Mon, Sep 22, 2008 - Page 13 News List

Once a rock star, now a matriarch of mariachi

When Linda Ronstadt abdicated the throne of rock Venus-dom, she became a champion of mariachi music

By Patricia Leigh Brown  /  NY TIMES NEWS SERVICE , SAN FRANCISCO

Though its precise origins are sketchy, mariachi emerged in northwestern Mexican state of Jalisco in the late 19th century, sung by musicians who traveled from village to village for saints days and fiestas. During the Mexican revolution mariachi soldiers played corridas to Pancho Villa and other heroes; afterward the rousing melodies incorporating indigenous rhythms became a patriotic symbol of Mexican nationhood.

Despite its prominence, including the “singing charro” movies and radio broadcasts of the 1930s, the genre was viewed as slightly declasse, its musicians as “human jukeboxes regurgitating whatever tune the customer requested,” in the words of Daniel Sheehy, acting director of the Smithsonian Latino Center and director of Smithsonian Folkways Recordings.

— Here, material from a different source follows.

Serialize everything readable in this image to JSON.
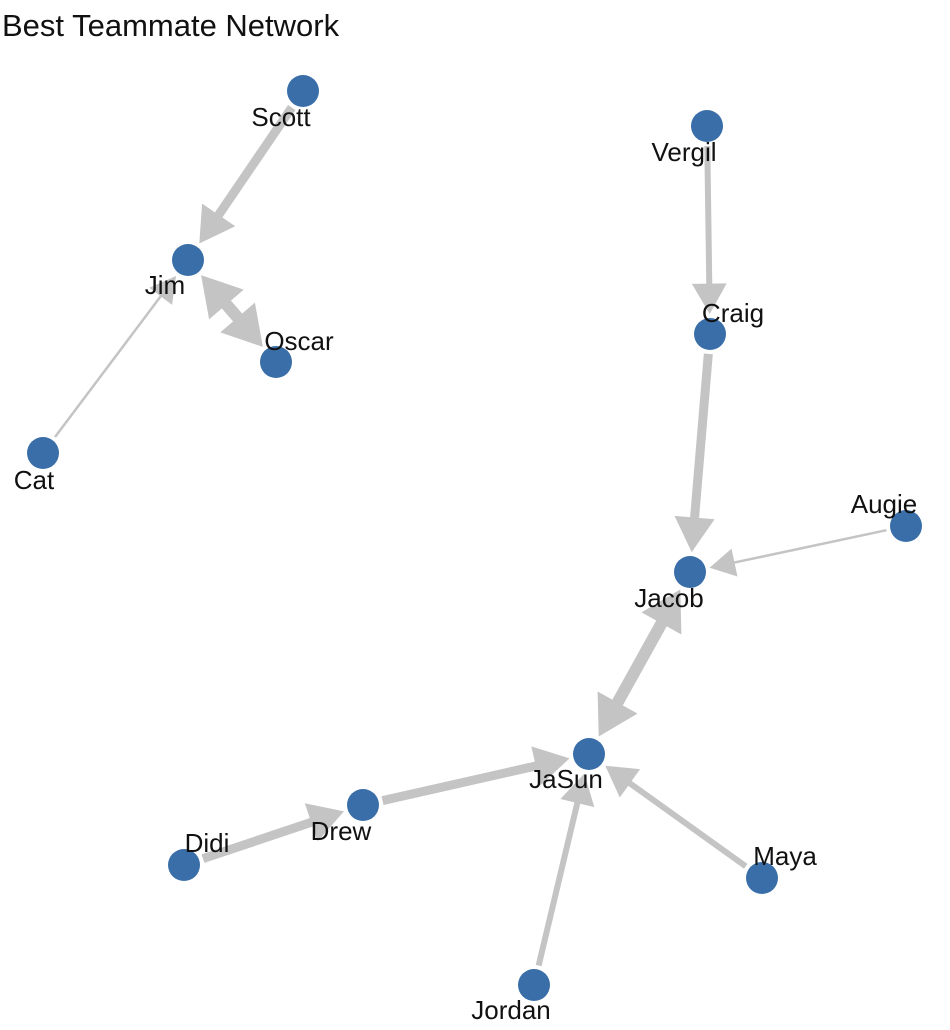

It was in America, unexpectedly perhaps, that the image began to change. Almost 30 years ago the San Antonio conference, spawned by the Chicano movement, helped legitimize the musicians as marquee performers and inspire inclusion of mariachi in national music education. Today some 500 public schools offer mariachi classes along with choir and orchestra.

“It was a cultural and educational breakthrough, putting a new frame around an old music and Mexican culture on the main stage of American society,” Sheehy said.

Ronstadt used her stardom to raise the profile of Mexican music. Canciones de Mi Padre, released in 1987 and her first album of traditional mariachi music, became the biggest selling non-English album in US history at the time, with sales of more than 2 million copies. The next year it was adapted for a Broadway show, in which she appeared in full Mexican costume, complete with fake braids.

“She put us on center stage,” said Cano, 75, a national heritage fellow who recently performed with the mezzo-soprano Suzanna Guzman and the Mexico City Philharmonic in Los Angeles. “After Linda mariachis became popular in concert halls, not just at the cantinas and the pinata parties.”

Through the music of her father and grandfather, Ronstadt seemed finally to inhabit herself, like Peter Pan finding his shadow. On the radio the soulful melodies of traditional mariachi ensembles still lie under the radar, though individual artists accompanied by mariachi bands, like Vicente Fernandez, regularly top the Latin charts. For many Mexican-Americans, mariachi remains the emotional sound track of daily life, performed at baptisms, weddings, birthday parties, funerals.